Medical student Trinity School of Medicine, Saint Vincent and Grenadines
Disclosure(s):
Tirath Patel, Medical student: No financial relationships to disclose
Introduction: Lumbar spinal stenosis (LSS) is a degenerative condition affecting more than 20,000 persons in the United States and is a common referral for surgery in geriatric patients. Open decompression surgery (ODS) has been the traditional treatment, but it is associated with significant adverse effects. Recently, minimally invasive surgery (MIS) has emerged as an alternative, with fewer adverse effects. This meta-analysis compares the outcomes of open surgery vs MIS for LSS, focusing on functional status, central canal stenosis, postoperative complications, and pain control.
Methods: Following PRISMA guidelines, randomized controlled trials (RCTs), cohort, and case-control studies which compared MIS with ODS with a minimum two-year follow-up were included. A comprehensive search was conducted using PubMed, Pubmed Central, and MEDLINE, yielding 9 studies that met the inclusion criteria. Data was extracted by two independent authors, and RevMan was used for statistical analysis.
Results: No significant differences were found between MIS and ODS in functional status in pre-operative [MD = -0.10, 95% CI (-0.72 to 0.52)] and three months post-operative [MD = -0.99, 95% CI (-4.31 to 2.33)]. However, at one-year, significantly fewer postoperative complications were associated with MIS [MD = -1.36, 95% CI (-2.03 to -0.70); risk ratio = 0.45 (95% CI, 0.22–0.92; p = 0.03].

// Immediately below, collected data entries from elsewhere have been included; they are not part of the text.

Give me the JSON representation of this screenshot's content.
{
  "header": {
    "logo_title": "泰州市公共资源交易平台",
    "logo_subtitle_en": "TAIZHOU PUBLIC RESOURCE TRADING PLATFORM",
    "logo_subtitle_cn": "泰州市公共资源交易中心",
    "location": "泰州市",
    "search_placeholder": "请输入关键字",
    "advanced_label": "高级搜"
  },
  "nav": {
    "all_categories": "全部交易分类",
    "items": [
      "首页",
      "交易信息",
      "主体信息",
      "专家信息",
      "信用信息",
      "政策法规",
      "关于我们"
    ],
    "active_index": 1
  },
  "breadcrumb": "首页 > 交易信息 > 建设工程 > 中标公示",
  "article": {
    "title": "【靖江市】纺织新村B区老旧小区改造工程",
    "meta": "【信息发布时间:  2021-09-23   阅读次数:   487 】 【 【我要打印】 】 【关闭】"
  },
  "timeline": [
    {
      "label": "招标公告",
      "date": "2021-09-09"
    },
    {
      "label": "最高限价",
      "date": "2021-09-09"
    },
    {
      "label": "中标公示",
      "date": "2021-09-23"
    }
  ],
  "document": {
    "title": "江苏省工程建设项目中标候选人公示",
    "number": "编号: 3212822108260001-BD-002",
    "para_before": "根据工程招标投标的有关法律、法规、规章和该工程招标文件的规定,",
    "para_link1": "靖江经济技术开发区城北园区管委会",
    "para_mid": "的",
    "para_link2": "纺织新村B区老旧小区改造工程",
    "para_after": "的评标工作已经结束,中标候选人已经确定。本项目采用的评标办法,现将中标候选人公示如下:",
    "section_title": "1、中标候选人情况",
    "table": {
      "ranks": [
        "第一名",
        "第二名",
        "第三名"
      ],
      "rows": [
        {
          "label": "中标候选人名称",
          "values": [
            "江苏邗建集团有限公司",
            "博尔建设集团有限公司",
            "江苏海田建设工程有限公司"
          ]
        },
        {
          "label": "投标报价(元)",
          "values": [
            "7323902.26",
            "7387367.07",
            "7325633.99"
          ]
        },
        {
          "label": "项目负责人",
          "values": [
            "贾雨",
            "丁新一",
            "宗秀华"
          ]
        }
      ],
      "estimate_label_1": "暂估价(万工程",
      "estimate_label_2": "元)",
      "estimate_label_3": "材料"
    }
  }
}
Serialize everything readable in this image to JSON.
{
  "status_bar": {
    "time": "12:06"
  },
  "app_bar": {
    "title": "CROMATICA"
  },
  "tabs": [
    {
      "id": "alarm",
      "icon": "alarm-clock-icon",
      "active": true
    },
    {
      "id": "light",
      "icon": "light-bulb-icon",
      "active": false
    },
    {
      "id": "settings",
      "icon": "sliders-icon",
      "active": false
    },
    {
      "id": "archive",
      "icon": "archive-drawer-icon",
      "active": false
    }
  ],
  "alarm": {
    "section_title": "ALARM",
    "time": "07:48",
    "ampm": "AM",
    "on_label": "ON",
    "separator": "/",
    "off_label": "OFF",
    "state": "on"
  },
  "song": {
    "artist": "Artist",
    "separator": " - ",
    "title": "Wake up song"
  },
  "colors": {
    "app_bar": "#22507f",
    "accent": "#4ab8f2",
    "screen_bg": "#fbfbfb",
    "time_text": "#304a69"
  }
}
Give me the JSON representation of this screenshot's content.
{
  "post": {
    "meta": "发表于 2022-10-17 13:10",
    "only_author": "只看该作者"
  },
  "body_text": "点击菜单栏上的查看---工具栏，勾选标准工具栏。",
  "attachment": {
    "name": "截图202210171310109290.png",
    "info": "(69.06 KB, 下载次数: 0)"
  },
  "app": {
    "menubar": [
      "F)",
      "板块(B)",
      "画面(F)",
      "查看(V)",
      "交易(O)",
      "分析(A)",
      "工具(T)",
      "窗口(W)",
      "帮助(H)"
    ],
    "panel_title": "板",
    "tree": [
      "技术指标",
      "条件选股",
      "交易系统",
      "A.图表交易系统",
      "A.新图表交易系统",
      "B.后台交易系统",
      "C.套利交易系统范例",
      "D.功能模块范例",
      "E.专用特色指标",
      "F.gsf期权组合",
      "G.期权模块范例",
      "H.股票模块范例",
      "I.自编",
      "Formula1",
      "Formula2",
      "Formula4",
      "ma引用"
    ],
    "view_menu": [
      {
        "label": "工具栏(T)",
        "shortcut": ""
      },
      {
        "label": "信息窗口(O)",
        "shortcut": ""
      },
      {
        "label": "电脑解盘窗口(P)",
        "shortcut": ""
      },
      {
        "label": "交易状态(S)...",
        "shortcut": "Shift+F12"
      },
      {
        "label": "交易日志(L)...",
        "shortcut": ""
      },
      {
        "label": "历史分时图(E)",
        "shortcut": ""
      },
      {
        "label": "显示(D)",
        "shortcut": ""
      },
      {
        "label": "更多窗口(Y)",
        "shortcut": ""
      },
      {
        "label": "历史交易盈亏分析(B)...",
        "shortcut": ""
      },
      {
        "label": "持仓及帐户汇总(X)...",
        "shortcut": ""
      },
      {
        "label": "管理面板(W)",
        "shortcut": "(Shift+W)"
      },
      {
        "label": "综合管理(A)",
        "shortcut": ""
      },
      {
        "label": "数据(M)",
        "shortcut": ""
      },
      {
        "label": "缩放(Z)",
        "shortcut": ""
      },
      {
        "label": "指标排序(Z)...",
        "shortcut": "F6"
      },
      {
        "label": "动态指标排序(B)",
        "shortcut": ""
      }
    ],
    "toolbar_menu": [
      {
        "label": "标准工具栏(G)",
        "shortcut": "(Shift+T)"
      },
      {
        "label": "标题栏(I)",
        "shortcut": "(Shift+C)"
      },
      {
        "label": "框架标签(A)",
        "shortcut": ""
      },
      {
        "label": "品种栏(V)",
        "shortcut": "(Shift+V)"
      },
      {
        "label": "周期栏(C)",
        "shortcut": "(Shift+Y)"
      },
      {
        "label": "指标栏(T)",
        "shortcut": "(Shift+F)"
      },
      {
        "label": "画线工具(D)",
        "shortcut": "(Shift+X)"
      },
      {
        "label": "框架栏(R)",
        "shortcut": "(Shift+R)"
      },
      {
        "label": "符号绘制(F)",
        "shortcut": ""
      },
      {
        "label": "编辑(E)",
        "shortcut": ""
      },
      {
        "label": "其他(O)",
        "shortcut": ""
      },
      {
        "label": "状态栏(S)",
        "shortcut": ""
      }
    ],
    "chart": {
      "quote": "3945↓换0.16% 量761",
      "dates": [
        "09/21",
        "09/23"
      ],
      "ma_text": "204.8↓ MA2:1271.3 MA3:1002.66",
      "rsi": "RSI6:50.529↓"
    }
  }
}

Conclusion : Meta-analysis of RCTs demonstrates that minimally invasive surgery for lumbar spinal stenosis is associated with improvements in functional status one year after surgery. This finding is based on significantly fewer postoperative complications compared to traditional open decompression surgery. However, the long-term outcomes, particularly pain control and functional recovery, require further investigation, highlighting the need for future research.